Sex is in the mind of the beholder. The brain is the greatest sex organ. If kneading bread puts you in the mind of the feel of your girl’s breasts, then that’s exactly what it is. Breadmaking is absolutely linked to sex—in your mind. Probably in a lot of other people’s minds, as well. But breadmaking is not alone in this. I have seen many other activities and actions and images and sculptures that are also related to sex in a similar way. Really, it’s not that big a deal.
Also, baking bread is the next best smelling thing to the natural scent of woman. And they are both incredibly delightful to eat when they’re really hot.
Well bread making is historically tied to the rise of alcohol (beer, specifically), and beer gets you laid, so I’d say yes.

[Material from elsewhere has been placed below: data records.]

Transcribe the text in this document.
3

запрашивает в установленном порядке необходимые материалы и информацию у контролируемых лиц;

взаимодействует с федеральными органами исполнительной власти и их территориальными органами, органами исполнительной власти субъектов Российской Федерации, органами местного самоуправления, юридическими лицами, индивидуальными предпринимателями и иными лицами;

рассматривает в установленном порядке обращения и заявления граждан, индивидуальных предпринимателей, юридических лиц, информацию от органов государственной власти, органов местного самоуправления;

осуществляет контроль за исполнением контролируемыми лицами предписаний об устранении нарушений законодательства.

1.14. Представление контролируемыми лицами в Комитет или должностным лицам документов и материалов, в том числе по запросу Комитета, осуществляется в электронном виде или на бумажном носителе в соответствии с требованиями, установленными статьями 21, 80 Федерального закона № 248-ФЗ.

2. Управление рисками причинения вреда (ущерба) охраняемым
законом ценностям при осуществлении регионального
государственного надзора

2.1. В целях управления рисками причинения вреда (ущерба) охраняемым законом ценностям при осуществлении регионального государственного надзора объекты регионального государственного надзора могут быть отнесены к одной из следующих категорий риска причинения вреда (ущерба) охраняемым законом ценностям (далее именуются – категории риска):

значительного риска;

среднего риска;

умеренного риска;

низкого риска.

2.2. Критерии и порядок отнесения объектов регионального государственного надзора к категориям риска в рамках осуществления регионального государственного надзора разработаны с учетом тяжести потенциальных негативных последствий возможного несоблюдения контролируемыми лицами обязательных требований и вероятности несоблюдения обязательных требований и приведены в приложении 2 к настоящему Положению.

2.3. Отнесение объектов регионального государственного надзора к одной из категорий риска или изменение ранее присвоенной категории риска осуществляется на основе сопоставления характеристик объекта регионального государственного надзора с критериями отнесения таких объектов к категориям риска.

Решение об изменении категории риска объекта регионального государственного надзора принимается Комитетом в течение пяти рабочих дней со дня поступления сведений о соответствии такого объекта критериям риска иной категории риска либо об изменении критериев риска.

Absolutely. Someone asked the question, what is foreplay? It is a perfect mixture of flour, yeast, water and salt. There is heat in the reaction of the yeast in the touching and pushing and rolling motions of your hands and arms. The perfect motion involves you shifting your weight into your chest and shoulders to massage the warm soft shape of the loaf with just the right touch of your fingers and the mound in the palm of your hand. The bitter taste of the salt is the perfect addition to the warm mixture.
Even the overtones of planting seeds to produce the wheat. Before it is harvested, the grain must be fully ripen. You tie and bind the stalks together and wrap them, keeping the heads high, into a shock. Thrash and winnow. Thrash and winnow. Separate the wheat from the chaff with a gentle breeze.
It all sounds like sex and the circle of life to me.